Sétimo Monólogo: (é tudo invenção, nada é real!)
Lúcio:
Cinquenta e dois anos. Alcoólatra. Mendigo.
Desgraçado. Acostumado à desgraça.
Sentado no banco da praça, a vida
passava monótona para Lúcio. Todo dia era igual. Não importavam os eventos inusitados. Lúcio havia intencionalmente se condenado a mesmice, tinha uma consciência
clara disso: “Sou assim porque quis ser...” pensava “não choramingo”. Vez por
outra Lúcio se lembrava do passo a passo que o levara àquela liberdade absoluta
e miserável “Se eu não tivesse mudado tudo seria diferente e assim eu ainda
estaria casado com Marilene... Eu não suportava Marilene... E ainda estaria
trabalhando... Trabalhar era tão ruim quanto estar casado com aquela praga... Agora
não há dinheiro, mas não há patrões nem contas nem Marilene; vinte e três anos
casado com ela, que terror”. Sua barriga roncou e ele lembrou amargurado que
graças a sua liberdade absoluta ele não tinha recursos para ir à barraca de
Angélica tomar uma sopa; suspirou um suspiro triste, mas não desistente. De
longe, Lúcio viu Valdir, dono da barraca, entregar alguma coisa pra Carvão, um mendigo das redondezas: “Valdir
é pirangueiro que só a porra! Que será que ele ta dando pra Carvão?”. Lúcio deitou no banco da praça
e olhou por baixo a copa das árvores. Apreciou a visão “O mundo mesmo não é de
um jeito só. Tem uma palavra para isso... Uma palavra que eu não lembro agora,
uma palavra que aquele cara me falou, o professor... Deixa pra lá, depois eu
lembro.” Por um instante Lúcio não pode pensar, por causa de um carro de
propaganda que passou fazendo um barulho entorpecedor, e em seguida passou
outro e quando Lúcio pensou que aquela algazarra se ia acabar, então passou
outro, um terceiro. Percebendo que o barulho das propagandas se despedia, Lúcio pensou xingando e continuou “Porra! Barulho da porra! Nem dá pra lembrar da
palavra desse jeito... Palavra difícil da porra!”. Deu uma pausa, mudou sua
posição, sentando-se. Acendeu um cigarro barato retirado do bolso de sua
camisa; era o último. Amassou a embalagem vazia de cigarros e jogou num canto do
chão da praça. A embalagem quase bateu nos pés de um casal de jovens que ia
passando, um jovem casal com cara de universitários. A moça mirou Lúcio com um
olhar de repugnância que dizia: “Porco!”. Lúcio sentiu a mensagem, mas não deu
importância, naturalizara a imundice. Deitou novamente de costas para o banco e
começou a fumar. A fumaça de suas baforadas ia se desmanchando no ar enquanto
afastava-se do rosto fedorento, remelento e mal barbeado de nosso personagem.

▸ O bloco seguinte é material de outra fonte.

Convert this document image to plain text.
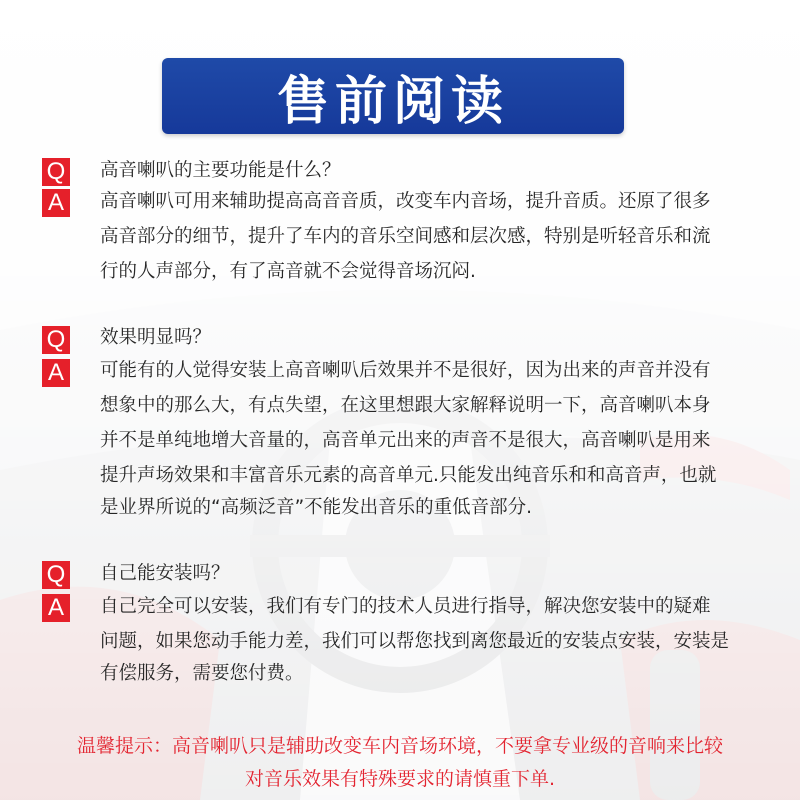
售前阅读
Q 高音喇叭的主要功能是什么？
A	高音喇叭可用来辅助提高高音音质，改变车内音场，提升音质。还原了很多
高音部分的细节，提升了车内的音乐空间感和层次感，特别是听轻音乐和流
行的人声部分，有了高音就不会觉得音场沉闷.
Q 效果明显吗？
A	可能有的人觉得安装上高音喇叭后效果并不是很好，因为出来的声音并没有
想象中的那么大，有点失望，在这里想跟大家解释说明一下，高音喇叭本身
并不是单纯地增大音量的，高音单元出来的声音不是很大，高音喇叭是用来
提升声场效果和丰富音乐元素的高音单元.只能发出纯音乐和和高音声，也就
是业界所说的“高频泛音”不能发出音乐的重低音部分.
Q 自己能安装吗？
A	自己完全可以安装，我们有专门的技术人员进行指导，解决您安装中的疑难
问题，如果您动手能力差，我们可以帮您找到离您最近的安装点安装，安装是
有偿服务，需要您付费。
温馨提示：高音喇叭只是辅助改变车内音场环境，不要拿专业级的音响来比较
对音乐效果有特殊要求的请慎重下单.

Retomou “O mundo mesmo tem tanto jeito de ser visto pela gente que parece até
que não tem jeito nenhum. Essa árvore aqui eu vejo de baixo eu vejo do lado e
se pudesse eu via de cima. A árvore mesmo é qual? A de baixo a do lado ou a de
cima? Ela é as três, mas as três eu não vejo de uma vez só! Então eu vejo a
árvore assim e assado, mas não vejo tudo ao mesmo tempo. Que merda! Quem vê os
pedaços da coisa, mas nunca vê a coisa toda não vê porra nenhuma!”. Viu uma
evangélica gostosa passando do outro lado da rua: os quadris largos rebolando dentro da saia que ia até abaixo dos joelhos; sorrio canalha e já excitado; tornou “O mundo todo é desse jeito, a gente vê as partes de todas as
coisas, mas nunca pode ver a coisa por completo. Tem coisa que a gente pega,
feito uma bola, usa e mesmo assim não consegue ver ela toda ao mesmo tempo. Tem
coisa que a gente não pega, mas que mexe com a gente e tanto faz quanto tempo
passou, a gente não consegue enxergar essa coisa por inteiro nunca... Não entende... O sentimento
que me fez suportar vinte e três anos com Marilene é uma coisa dessas”. Lúcio
viu Carvão aproximando-se esmoleu com
a mão estendida, e viu também que lá longe a evangélica gostosa parou para
conversar com uma pessoa e sem esperar sentiu uma palavra estalar em sua cabeça
“Perspectiva! A palavra que o professor disse foi: Perspectiva!”.